Auth Methods Overview

1.5.0+: Auth methods only exist in Consul versions 1.5.0 and newer.

An auth method is a component in Consul that performs authentication against a trusted external party to authorize the creation of an ACL tokens usable within the local datacenter.

Overview

Without an auth method a trusted operator is critically involved in the creation and secure introduction of each ACL token to every application that needs one, while ensuring that the policies assigned to these tokens follow the principle of least-privilege.

When running in environments such as a public cloud or when supervised by a cluster scheduler, applications may already have access to uniquely identifying credentials that were delivered securely by the platform. Consul auth method integrations allow for these credentials to be used to create ACL tokens with properly-scoped policies without additional operator intervention.

In Consul 1.5.0 the focus is around simplifying the creation of tokens with the privileges necessary to participate in a service mesh with minimal operator intervention.

Supported Types

TypesConsul Version
kubernetes1.5.0+
jwt1.8.0+
oidc1.8.0+ Enterprise
aws-iam1.12.0+

Operator Configuration

An operator needs to configure each auth method that is to be trusted by using the API or command line before they can be used by applications.

  • Authentication - One or more auth methods should be configured with details about how to authenticate application credentials. Successful validation of application credentials will return a set of trusted identity attributes (such as a username). These can be managed with the consul acl auth-method subcommands or the corresponding API endpoints. The specific details of configuration are type dependent and described in their own documentation pages.

  • Authorization - One or more binding rules must be configured to define how to translate trusted identity attributes from each auth method into privileges assigned to the ACL token that is created. These can be managed with the consul acl binding-rule subcommands or the corresponding API endpoints.

Note - To configure auth methods in any connected secondary datacenter, ACL token replication must be enabled. Auth methods require the ability to create local tokens which is restricted to the primary datacenter and any secondary datacenters with ACL token replication enabled.

Binding Rules

Binding rules allow an operator to express a systematic way of automatically linking roles and service identities to newly created tokens without operator intervention.

Successful authentication with an auth method returns a set of trusted identity attributes corresponding to the authenticated identity.

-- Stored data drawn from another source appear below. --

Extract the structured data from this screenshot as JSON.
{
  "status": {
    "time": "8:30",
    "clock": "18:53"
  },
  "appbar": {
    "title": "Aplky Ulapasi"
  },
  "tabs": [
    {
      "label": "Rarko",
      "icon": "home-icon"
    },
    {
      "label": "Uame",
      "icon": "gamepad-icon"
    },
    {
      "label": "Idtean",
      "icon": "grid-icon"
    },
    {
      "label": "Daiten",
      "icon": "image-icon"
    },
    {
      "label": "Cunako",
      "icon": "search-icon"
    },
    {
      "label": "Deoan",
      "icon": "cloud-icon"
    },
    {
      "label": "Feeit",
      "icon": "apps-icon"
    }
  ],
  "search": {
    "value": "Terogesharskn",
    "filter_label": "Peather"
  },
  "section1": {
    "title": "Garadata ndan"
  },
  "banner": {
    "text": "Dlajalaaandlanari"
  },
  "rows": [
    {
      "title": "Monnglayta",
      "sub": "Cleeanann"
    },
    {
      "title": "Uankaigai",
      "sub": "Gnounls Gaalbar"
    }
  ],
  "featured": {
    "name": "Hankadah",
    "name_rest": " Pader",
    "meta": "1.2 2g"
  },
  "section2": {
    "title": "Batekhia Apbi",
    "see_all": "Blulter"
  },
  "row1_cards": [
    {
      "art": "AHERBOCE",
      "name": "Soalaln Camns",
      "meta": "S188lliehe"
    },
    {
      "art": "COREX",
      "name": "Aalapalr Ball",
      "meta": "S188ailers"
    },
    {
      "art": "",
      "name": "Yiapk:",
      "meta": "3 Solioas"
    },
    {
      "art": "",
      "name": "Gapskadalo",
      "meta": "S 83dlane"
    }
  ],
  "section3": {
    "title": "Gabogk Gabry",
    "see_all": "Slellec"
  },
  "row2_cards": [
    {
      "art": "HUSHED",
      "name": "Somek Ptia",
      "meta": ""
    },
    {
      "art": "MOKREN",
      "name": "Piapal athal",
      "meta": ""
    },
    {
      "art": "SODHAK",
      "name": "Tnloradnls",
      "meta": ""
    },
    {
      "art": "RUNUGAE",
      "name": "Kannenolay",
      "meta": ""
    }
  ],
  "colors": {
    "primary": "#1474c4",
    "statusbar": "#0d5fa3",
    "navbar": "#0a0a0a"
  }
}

Those attributes are matched against all configured binding rules for that auth method to determine what privileges to grant the the Consul ACL token it will ultimately create.

Each binding rule is composed of two portions:

  • Selector - A logical query that must match the trusted identity attributes for the binding rule to be applicable to a given login attempt. The syntax uses github.com/hashicorp/go-bexpr which is shared with the API filtering feature. For example: "serviceaccount.namespace==default and serviceaccount.name!=vault"

  • Bind Type and Name - A binding rule can bind a token to a role or to a service identity by name. The name can be specified with a plain string or the bind name can be lightly templated using HIL syntax to interpolate the same values that are usable by the Selector syntax. For example: "dev-${serviceaccount.name}"

When multiple binding rules match, then all roles and service identities are jointly linked to the token created by the login process.

Overall Login Process

Applications are responsible for exchanging their auth method specific secret bearer token for a Consul ACL token by using the login process:

diagram of auth method login

  1. Applications use the consul login subcommand or the login API endpoint to authenticate to a specific auth method using their local Consul client. Applications provide both the name of the auth method and a secret bearer token during login.

  2. The Consul client forwards login requests to the leading Consul server.

  3. The Consul leader then uses auth method specific mechanisms to validate the provided bearer token credentials.

  4. Successful validation returns trusted identity attributes to the Consul leader.

  5. The Consul leader consults the configured set of binding rules associated with the specified auth method and selects only those rules that match the trusted identity attributes.

  6. The Consul leader uses the matching binding rules to generate a list of roles and service identities and assigns them to a token created exclusively in the local datacenter. If none are generated the login attempt fails.

  7. The relevant SecretID and remaining details about the token are returned to the originating Consul client.

  8. The Consul client returns the token details back to the application.

  9. (later) Applications SHOULD use the consul logout subcommand or the logout API endpoint to destroy their token when it is no longer required.